VE.Bus BMS V2
De volgende generatie VE.Bus BMS V2
De VE.Bus BMS V2 is de volgende generatie van het VE.Bus Battery Management System (BMS). Het ontwerp is bedoeld als interface
met, en bescherming van, Victron Lithium Battery Smart (LiFePO₄)-accus in systemen met Victron omvormers of omvormer/laders
uitgerust met VE.Bus-communicatie.
Beschermt elke individuele cel van de Victron Lithium Battery Smart-accu
Voor een betrouwbare en veilige werking moet een LiFePO₄-accu bewaakt en beschermd worden tegen overspanning en
onderspanning van elke afzonderlijke cel, en tegen te hoge of te lage temperatuur. Het assortiment Victron Lithium Battery Smartaccu's is uitgerust met geïntegreerde celspanningsbewaking, celspanningsbalancering en temperatuurbewaking.
Komt de spanning of de temperatuur van de accu buiten het toegestane bereik, dan wordt dit doorgegeven aan de BMS via twee
BMS-kabels met ronde M8-connectoren. In systemen met meerdere accu's worden de BMS-kabels van elke accu in serie geschakeld
(daisy-chained), met de eerste en de laatste BMS-kabel aangesloten op de BMS.
Afhankelijk van de status van de Victron Lithium Battery Smart-accu of accu's zal de BMS:
• Een vooralarm genereren om te waarschuwen voor dreigende onderspanning in de cel.
• Het omvormen uitschakelen bij onderspanning in de cel; bij VE.Bus omvormers of omvormer/laders gaat dit via de VE-Bus,
en bij andere belastingen via de klem “Belasting loskoppelen”.
• Uitschakelen bij overspanning of te hoge of te lage temperatuur in de cel; bij VE.Bus omvormers of omvormer/laders wordt
het laden uitgeschakeld via de VE-Bus, bij VE.Direct and VE.Can zonneladers wordt de lader via een GX-apparaat
uitgeschakeld, en andere laders worden uitgeschakeld via de klem “Belasting loskoppelen”.
Communicatie met VE.Bus-producten
MultiPlus, Quattro of Phoenix omvormers maken verbinding met de “MultiPlus/Quattro”-poort via een standard RJ45 UTP-kabel.
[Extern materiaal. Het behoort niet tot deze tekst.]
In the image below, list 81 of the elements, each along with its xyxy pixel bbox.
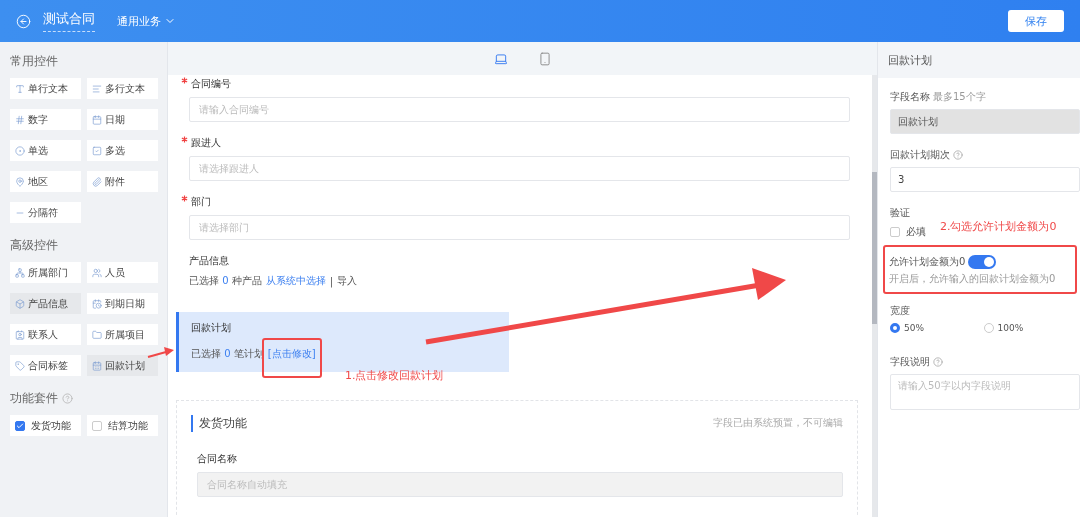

De BMS zal het omvormen uitschakelen als een cel in onderspanning raakt; hij schakelt het opladen uit ingeval van overspanning of
te hoge of te lage temperatuur.
Communicatie met externe apparaten
Een GX-apparaat (zoals een Cerbo GX), een Digital Multi Control (DMC)-paneel of VE.Bus Smart-dongle (en alle combinaties) kunnen
op de BMS aangesloten worden via de 'Remote panel' poort. Al deze accessoires zijn met de BMS te gebruiken voor externe
besturing van de schakelstatus van een VE.Bus-omvormer of -omvormer/lader (alleen aan/uit/lader).
Aansluitklemmen voor hulpvoedingsingang en hulpvoedingsuitgang
De BMS heeft een dedicated voedingsuitgang (GX-Power) voor een GX-apparaat en een hulpvoedingsingang (Aux-In) voor een
externe DC-bron, zoals een AC/DC-adapter. Wanneer een systeem wordt uitgeschakeld zal het GX-apparaat gevoed blijven via de
hulpvoedingsingang, of worden losgekoppeld om verdere ontlading van de accu te voorkomen.
Remote-aansluitklemmen
Deze aansluitklemmen kunnen dienen om de BMS aan of uit te zetten. Is de BMS uitgeschakeld, dan zijn beide uitgangen vrij, zodat
ladingen en laders uitgeschakeld zijn. Er zijn twee remote-aansluitklemmen, “Remote L” en “Remote H”. Een externe aan-
/uitschakelaar of relaiscontact kan tussen L en H worden geschakeld voor het aan- en uitzetten van de BMS. Als alternatief kan klem
H verbonden worden met accu Plus, of klem L met accu Min.
LED indicatoren
De BMS geeft de volgende LED-indicaties:
• Status (blauw): Ongeveer om de 10 seconden kort oplichten geeft normale werking aan.
• Temperatuur of Cell>4 V (rood): Licht op wanneer uitgang voor het loskoppelen van de lading laag is, wegens
overspanning of of te hoge temperatuur in de cel.
• Cell>2.8 V (blauw): Licht op wanneer de uitgang voor het loskoppelen van de lading hoog
is en de celspanning boven 2,8 V is.